Book In the Face of Inequality

    Book Details:
  • Author : Melissa E. Wooten
  • Publisher : State University of New York Press
  • Release : 2015-06-11
  • ISBN : 1438456921
  • Pages : 240 pages

Download or read book In the Face of Inequality written by Melissa E. Wooten and published by State University of New York Press. This book was released on 2015-06-11 with total page 240 pages. Available in PDF, EPUB and Kindle. Book excerpt: A quarter of black Americans earn college degrees from black colleges, yet questions about the necessity of black colleges abound.

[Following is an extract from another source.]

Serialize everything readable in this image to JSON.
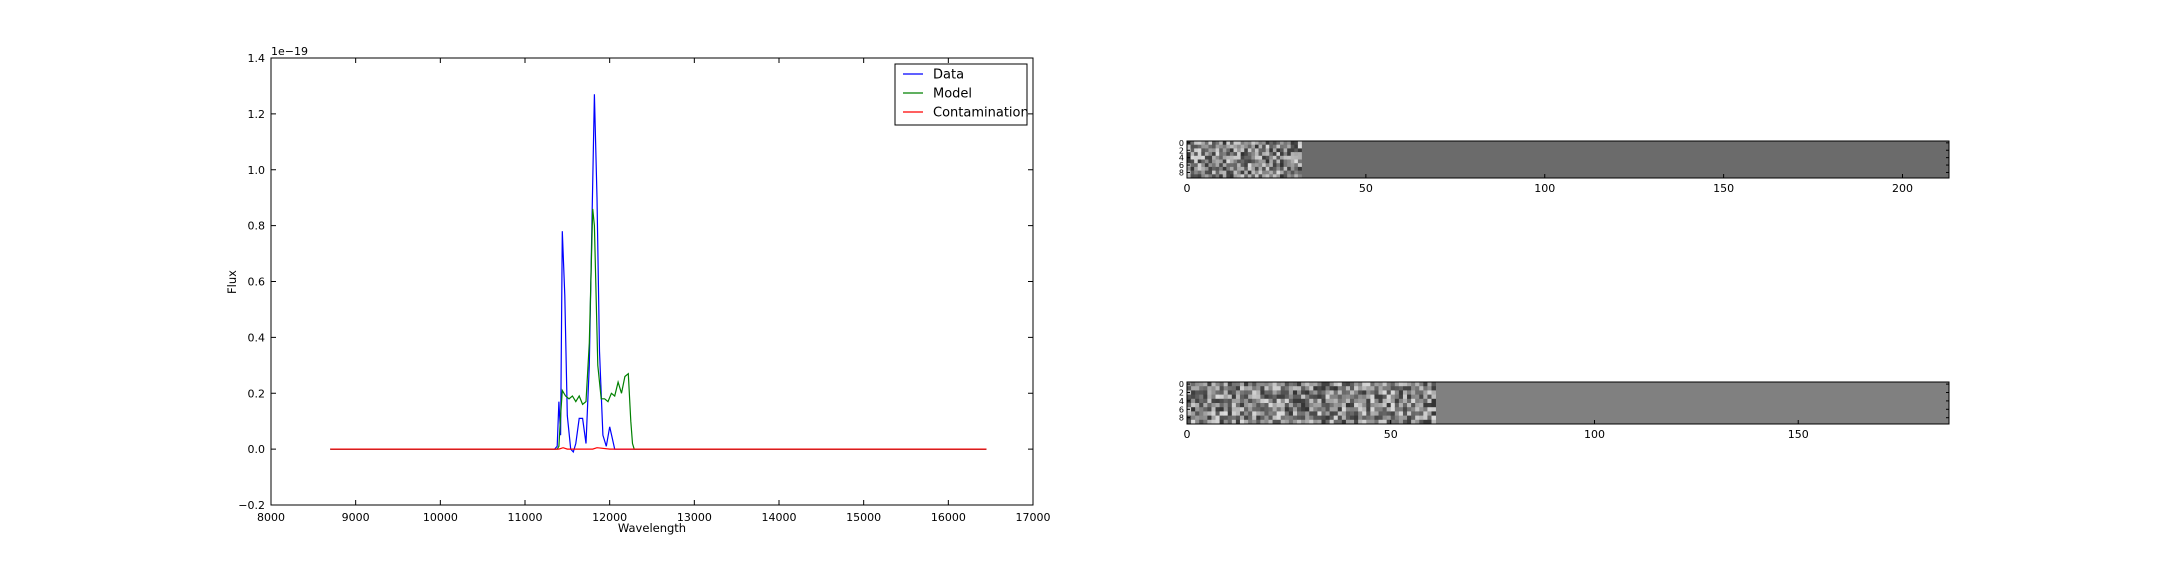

In the Face of Inequality dissects the ways in which race and racism combined to shape the experiences of America's black colleges in the mid-twentieth century. In a novel approach to this topic, Melissa E. Wooten combines historical data with a sociological approach. Drawing on extensive quantitative and qualitative historical data, Wooten argues that for much of America's history, educational and social policy was explicitly designed to limit black colleges' organizational development. As an alternative to questioning the modern day relevance of these schools, Wooten asks readers to consider how race and racism precludes black colleges from acquiring the resources and respect worthy of them.

Book Affirmed Action

    Book Details:
  • Author : Lenoar Foster
  • Publisher : Rowman & Littlefield
  • Release : 1999
  • ISBN : 9780847694617
  • Pages : 224 pages

Download or read book Affirmed Action written by Lenoar Foster and published by Rowman & Littlefield. This book was released on 1999 with total page 224 pages. Available in PDF, EPUB and Kindle. Book excerpt: Here for the first time is a wide-ranging collection of essays by white faculty who explore the unique goals, successes, and challenges they encounter in choosing the unusual position of the 'other' in a higher education environment dedicated first and foremost to the empowerment of Black Americans.